Barclays CEO under investigation for attempting to uncover identity of internal whistleblower
After Barclays CEO Jes Staley was caught in his attempt to uncover the identity of an anonymous internal whistleblower, the bank has formally reprimanded Staley and cut his yearly bonus. The case is being investigated by Financial Conduct Authority and Prudential Regulation Authority, who are also looking into Barclays’ systems and culture relating to whistleblowing.
The case arose out of an anonymous letter that raised “concerns of a personal nature” about a senior employee, as well as questions about the hiring process for the senior employee and Staley’s involvement in that process. Staley allegedly attempted to use the bank’s security team to identify the author of the letter, and later sought the help of a U.S. law enforcement agency, but his attempts proved unsuccessful.
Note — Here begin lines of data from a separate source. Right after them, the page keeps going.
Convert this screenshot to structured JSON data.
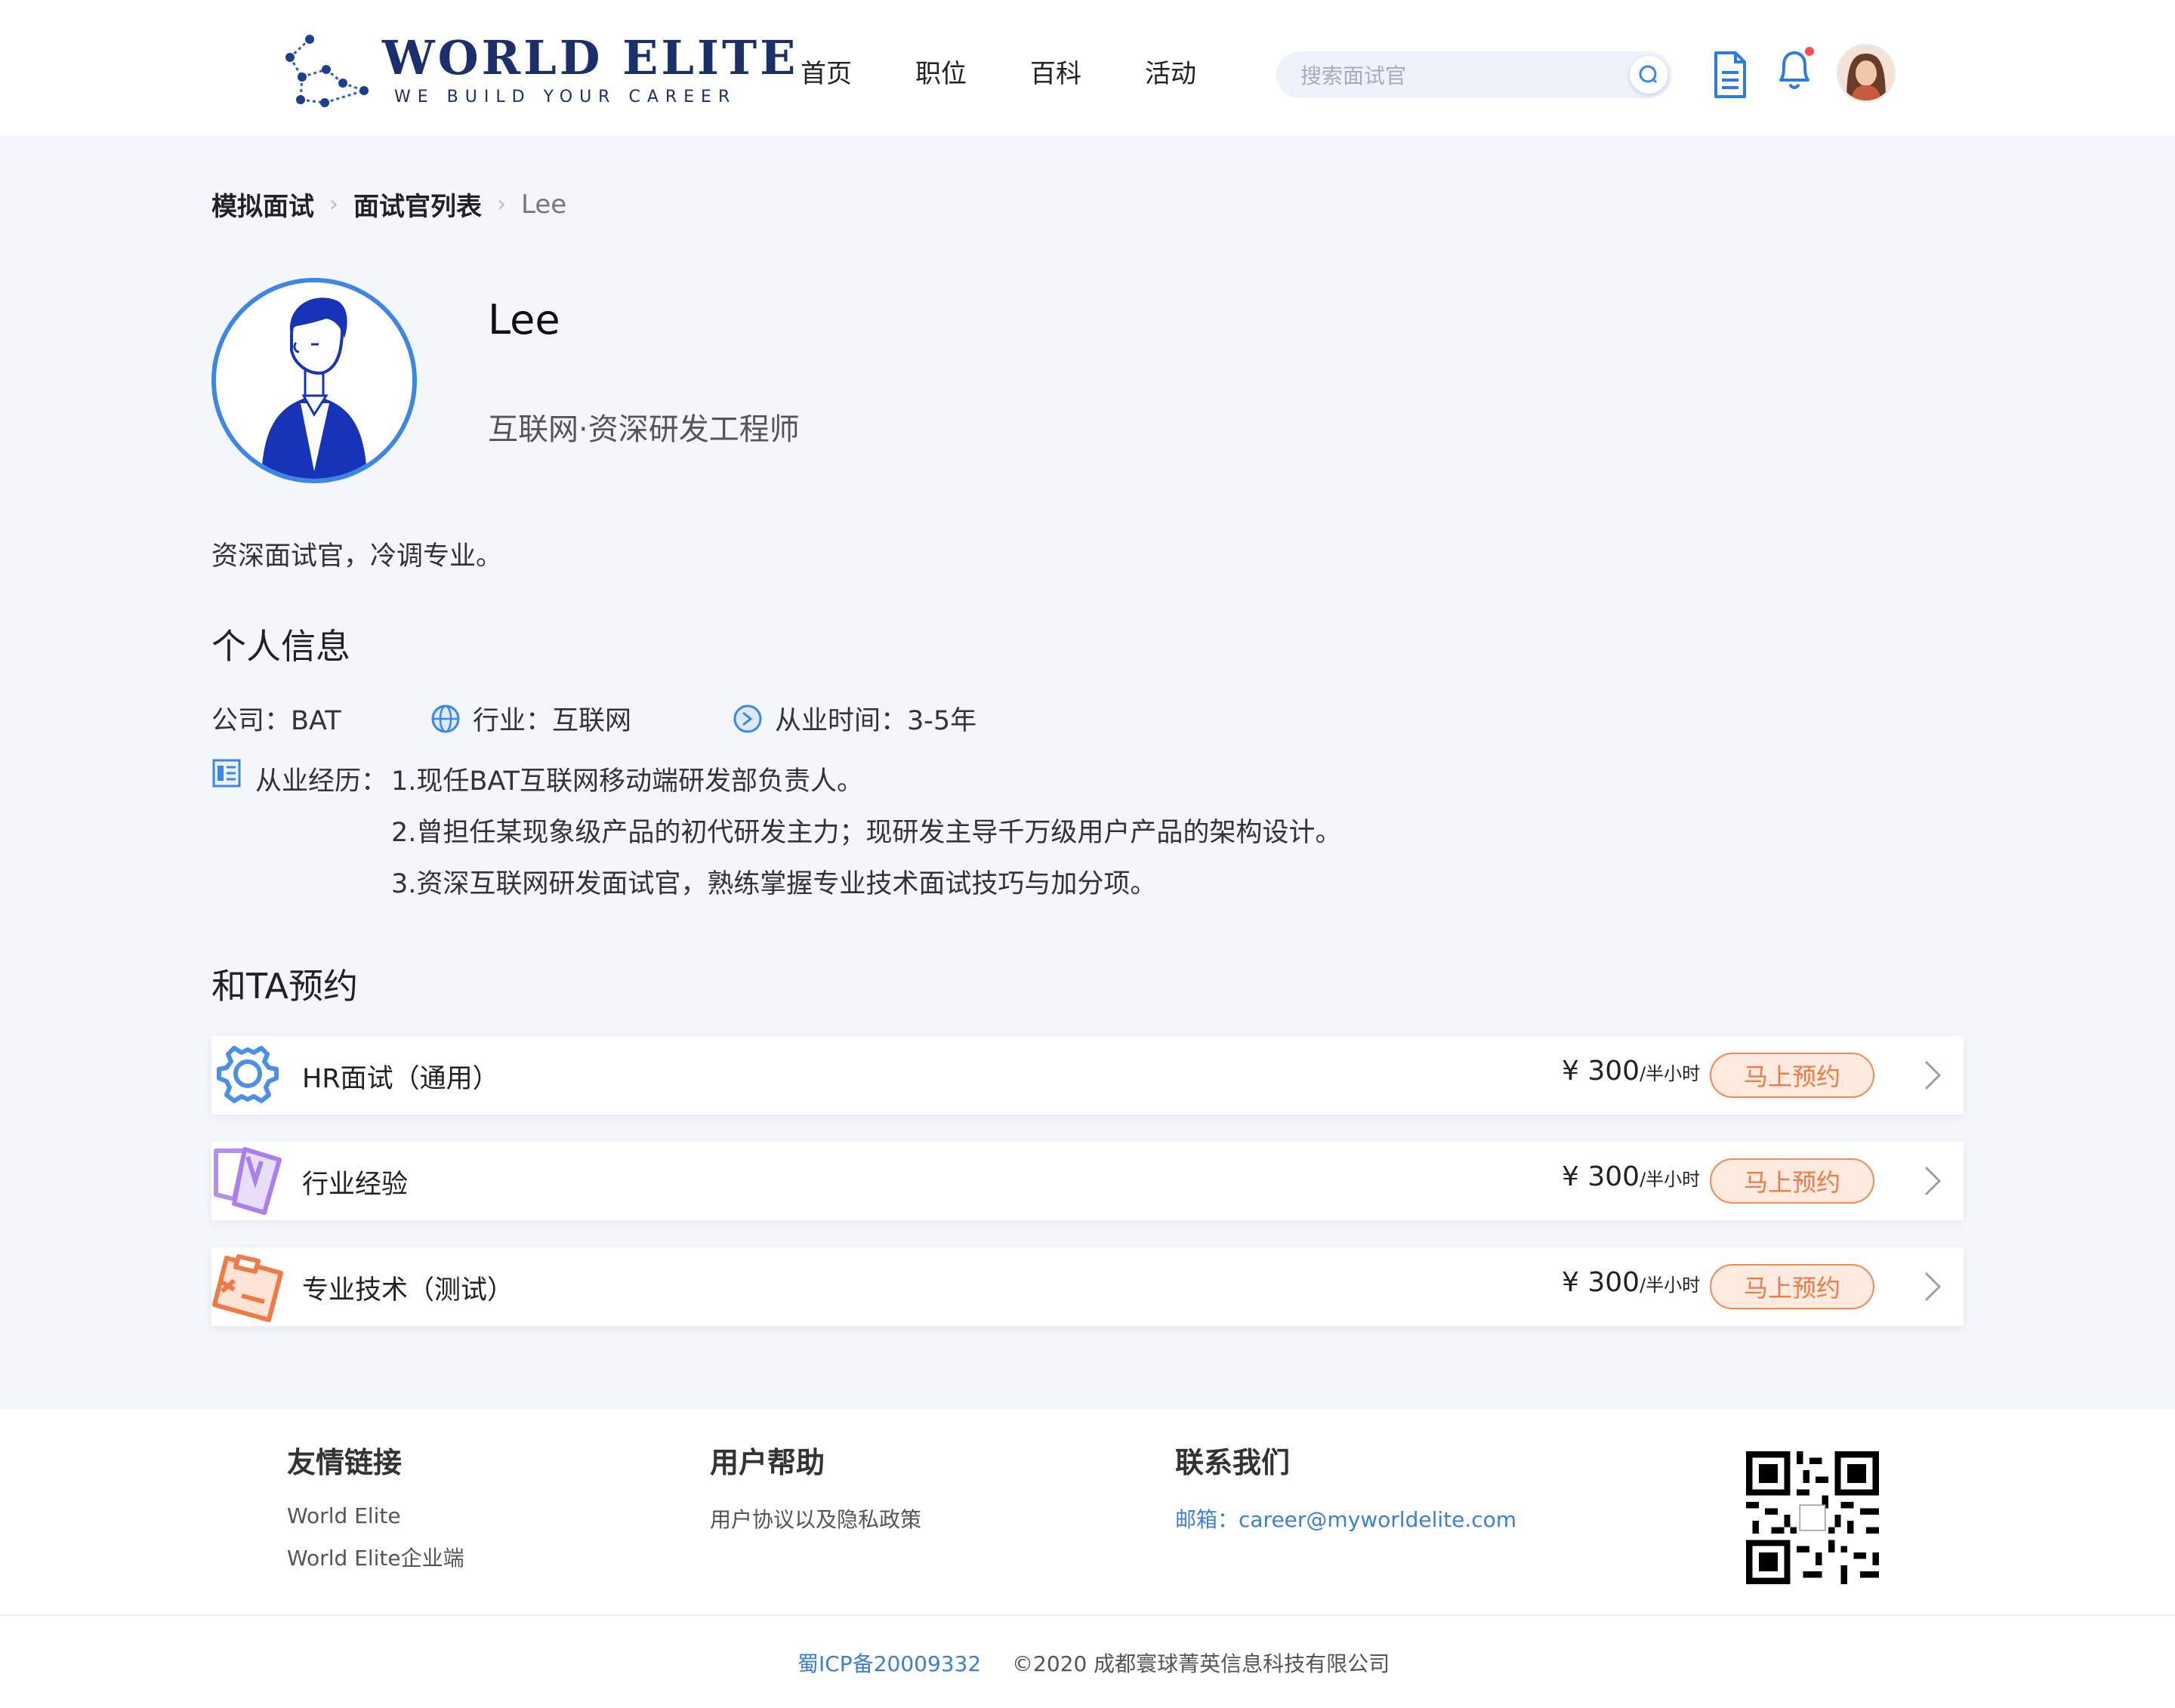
{
  "header": {
    "logo_title": "WORLD ELITE",
    "logo_sub": "WE BUILD YOUR CAREER",
    "nav": [
      "首页",
      "职位",
      "百科",
      "活动"
    ],
    "search_placeholder": "搜索面试官"
  },
  "breadcrumb": {
    "items": [
      "模拟面试",
      "面试官列表"
    ],
    "current": "Lee"
  },
  "profile": {
    "name": "Lee",
    "title": "互联网·资深研发工程师",
    "description": "资深面试官，冷调专业。"
  },
  "personal_info": {
    "heading": "个人信息",
    "company": "公司：BAT",
    "industry": "行业：互联网",
    "years": "从业时间：3-5年",
    "experience_label": "从业经历：",
    "experience": [
      "1.现任BAT互联网移动端研发部负责人。",
      "2.曾担任某现象级产品的初代研发主力；现研发主导千万级用户产品的架构设计。",
      "3.资深互联网研发面试官，熟练掌握专业技术面试技巧与加分项。"
    ]
  },
  "booking": {
    "heading": "和TA预约",
    "services": [
      {
        "name": "HR面试（通用）",
        "price": "¥ 300",
        "unit": "/半小时",
        "button": "马上预约"
      },
      {
        "name": "行业经验",
        "price": "¥ 300",
        "unit": "/半小时",
        "button": "马上预约"
      },
      {
        "name": "专业技术（测试）",
        "price": "¥ 300",
        "unit": "/半小时",
        "button": "马上预约"
      }
    ]
  },
  "footer": {
    "links_heading": "友情链接",
    "links": [
      "World Elite",
      "World Elite企业端"
    ],
    "help_heading": "用户帮助",
    "help": [
      "用户协议以及隐私政策"
    ],
    "contact_heading": "联系我们",
    "email": "邮箱：career@myworldelite.com",
    "icp": "蜀ICP备20009332",
    "copyright": "©2020 成都寰球菁英信息科技有限公司"
  },
  "colors": {
    "accent": "#3b86e6",
    "brand": "#1b2f6b",
    "button": "#f07a45",
    "notify": "#ff4d4f"
  }
}
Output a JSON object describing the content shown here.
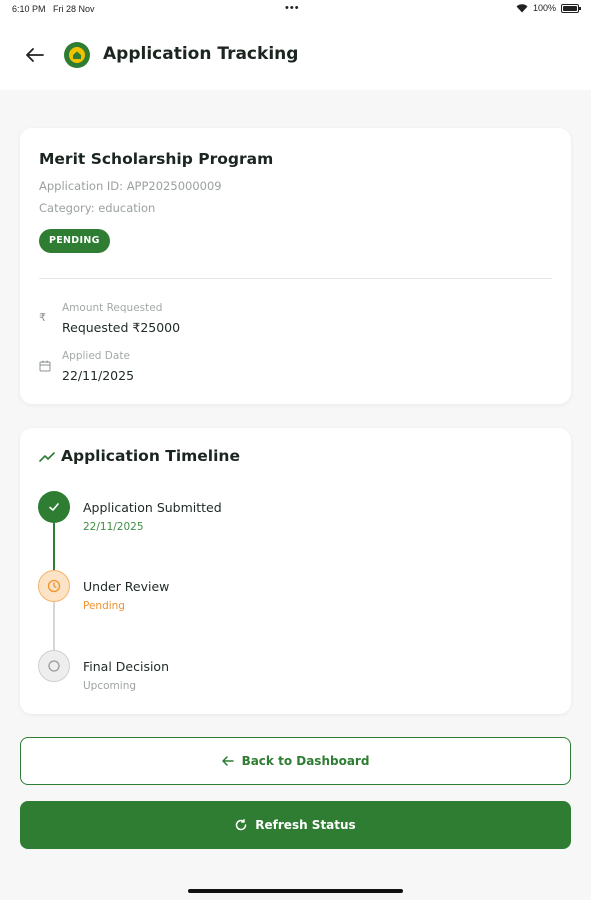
{
  "status_bar": {
    "time": "6:10 PM",
    "date": "Fri 28 Nov",
    "dots": "•••",
    "battery": "100%"
  },
  "header": {
    "title": "Application Tracking"
  },
  "application": {
    "program_title": "Merit Scholarship Program",
    "application_id": "Application ID: APP2025000009",
    "category": "Category: education",
    "status_badge": "PENDING",
    "amount": {
      "label": "Amount Requested",
      "value": "Requested ₹25000",
      "icon": "₹"
    },
    "applied": {
      "label": "Applied Date",
      "value": "22/11/2025"
    }
  },
  "timeline": {
    "title": "Application Timeline",
    "steps": [
      {
        "title": "Application Submitted",
        "sub": "22/11/2025",
        "state": "done"
      },
      {
        "title": "Under Review",
        "sub": "Pending",
        "state": "review"
      },
      {
        "title": "Final Decision",
        "sub": "Upcoming",
        "state": "upcoming"
      }
    ]
  },
  "buttons": {
    "back": "Back to Dashboard",
    "refresh": "Refresh Status"
  },
  "colors": {
    "primary": "#2e7d32",
    "pending_orange": "#f0942e",
    "background": "#f6f7f6"
  }
}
Barclays’ board was notified about Staley’s attempts to uncover the whistleblower in early 2017, and thereafter initiated an investigation to be carried out by the law firm Simmons & Simmons LLP and Gerry Grimstone, the bank’s deputy chairman.
“The investigation . . . found, and the Board has concluded, that Mr. Staley honestly, but mistakenly, believed that it was permissible to identify the author of the letter,” the bank said. In a statement, Staley accepted the bank’s conclusion that he was at fault in his actions and issued an apology.
Staley’s attempts to identify the author were found to have been in violation of Barclay’s own policy of granting whistleblowers anonymity to protect them from retaliation. In a memo, Staley said that his actions reflected his wish to protect a colleague from an unfair attack.
While the Barclays board is likely to reappoint Staley as a shareholder, his position as CEO, however, may be at risk if the regulators’ investigation rules against Staley. The investigations are likely to continue for several months.